LOSPALOS, TIMOR EST Solo nel bisogno smettiamo gli abiti dei forti ed attendiamo aiuto. Solo nel pianto apprezziamo un minimo gesto di consolazione. È nella notte che anche la più flebile luce è un dono. Nella miseria si gusta anche un respiro. Ecco i beati, i santi, quelli che ne hanno passate tante da imparare a vedere l’amore nascosto in ciò che, agli occhi di chi sta bene, è solo un atto dovuto. E allora gustano il sapore della vita, dell’attimo. Come quando si è stranieri e in quel poco che si riesce a dire ci si mette tutto l’amore del mondo, con la certezza che un giorno parleremo la stessa lingua. Già la possiamo parlare. Sono infatti le opere, più che le parole, a renderci una cosa sola, una sola santità.

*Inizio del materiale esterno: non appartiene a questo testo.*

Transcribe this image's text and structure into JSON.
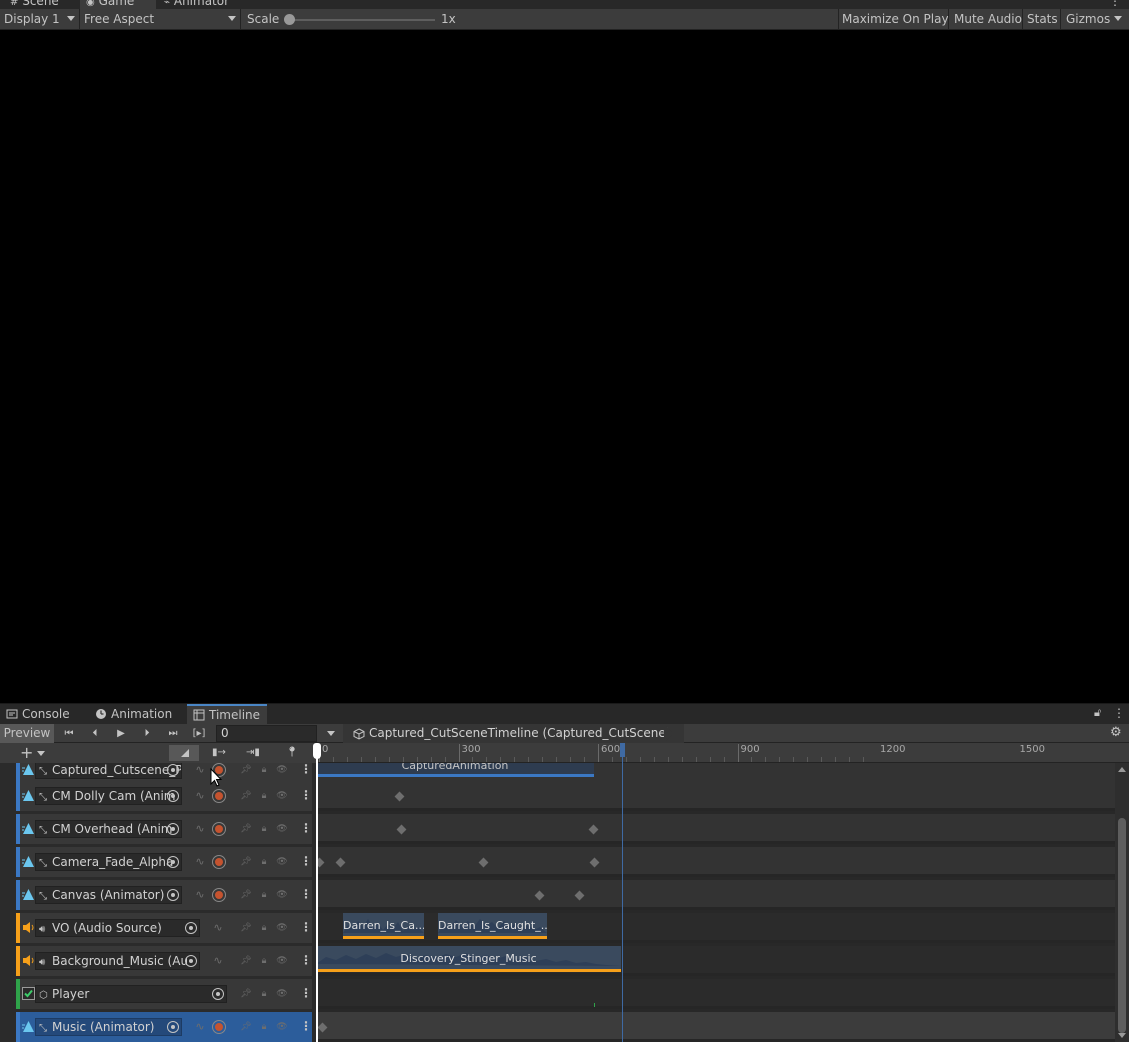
{
  "top_tabs": [
    {
      "label": "Scene",
      "icon": "hash-icon"
    },
    {
      "label": "Game",
      "icon": "gamepad-icon",
      "active": true
    },
    {
      "label": "Animator",
      "icon": "animator-icon"
    }
  ],
  "game_toolbar": {
    "display": "Display 1",
    "aspect": "Free Aspect",
    "scale_label": "Scale",
    "scale_value": "1x",
    "scale_fraction": 0.0,
    "maximize": "Maximize On Play",
    "mute": "Mute Audio",
    "stats": "Stats",
    "gizmos": "Gizmos"
  },
  "bottom_tabs": [
    {
      "label": "Console"
    },
    {
      "label": "Animation"
    },
    {
      "label": "Timeline",
      "active": true
    }
  ],
  "timeline_toolbar": {
    "preview": "Preview",
    "frame": "0",
    "asset": "Captured_CutSceneTimeline (Captured_CutScene)"
  },
  "ruler": {
    "labels": [
      "0",
      "300",
      "600",
      "900",
      "1200",
      "1500"
    ]
  },
  "tracks": [
    {
      "label": "Captured_Cutscene_Pl",
      "color": "#3b78c4"
    },
    {
      "label": "CM Dolly Cam (Anim",
      "color": "#3b78c4"
    },
    {
      "label": "CM Overhead (Anim",
      "color": "#3b78c4"
    },
    {
      "label": "Camera_Fade_Alpha",
      "color": "#3b78c4"
    },
    {
      "label": "Canvas (Animator)",
      "color": "#3b78c4"
    },
    {
      "label": "VO (Audio Source)",
      "color": "#f6a01a"
    },
    {
      "label": "Background_Music (Au",
      "color": "#f6a01a"
    },
    {
      "label": "Player",
      "color": "#2fa34a"
    },
    {
      "label": "Music (Animator)",
      "color": "#3b78c4"
    }
  ],
  "clips": {
    "captured": "CapturedAnimation",
    "vo1": "Darren_Is_Ca...",
    "vo2": "Darren_Is_Caught_...",
    "music": "Discovery_Stinger_Music"
  },
  "colors": {
    "anim": "#3b78c4",
    "audio": "#f6a01a",
    "activation": "#2fa34a",
    "selected": "#2c5d9b"
  }
}
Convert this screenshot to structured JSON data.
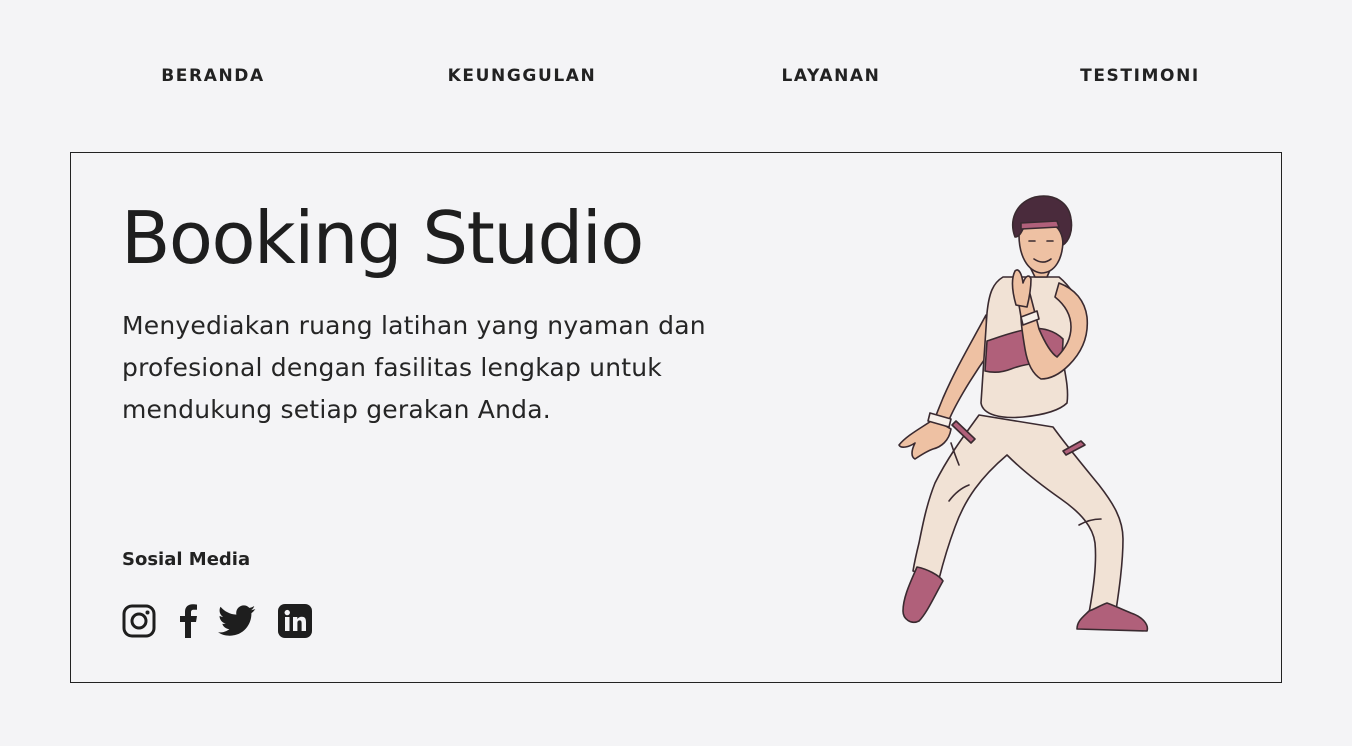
{
  "nav": {
    "items": [
      {
        "label": "BERANDA"
      },
      {
        "label": "KEUNGGULAN"
      },
      {
        "label": "LAYANAN"
      },
      {
        "label": "TESTIMONI"
      }
    ]
  },
  "hero": {
    "title": "Booking Studio",
    "description": "Menyediakan ruang latihan yang nyaman dan profesional dengan fasilitas lengkap untuk mendukung setiap gerakan Anda."
  },
  "social": {
    "title": "Sosial Media",
    "icons": [
      "instagram-icon",
      "facebook-icon",
      "twitter-icon",
      "linkedin-icon"
    ]
  },
  "colors": {
    "background": "#f4f4f6",
    "text": "#1f1f1f",
    "accent_pink": "#b0607a",
    "outfit_cream": "#f1e2d5",
    "skin": "#eec1a3",
    "hair": "#4a2b3c"
  }
}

Tutti i Santi Mt 5,1-12 vedendo le folle, Gesù salì sul monte: si pose a sedere e si avvicinarono a lui i suoi discepoli. Si mise a parlare e insegnava loro dicendo:
«Beati i poveri in spirito,
perché di essi è il regno dei cieli.
Beati quelli che sono nel pianto,
perché saranno consolati.
Beati i miti,
perché avranno in eredità la terra.
Beati quelli che hanno fame e sete della giustizia,
perché saranno saziati.
Beati i misericordiosi,
perché troveranno misericordia.
Beati i puri di cuore,
perché vedranno Dio.
Beati gli operatori di pace,
perché saranno chiamati figli di Dio.
Beati i perseguitati per la giustizia,
perché di essi è il regno dei cieli.
Beati voi quando vi insulteranno, vi perseguiteranno e, mentendo, diranno ogni sorta di male contro di voi per causa mia. Rallegratevi ed esultate, perché grande è la vostra ricompensa nei cieli».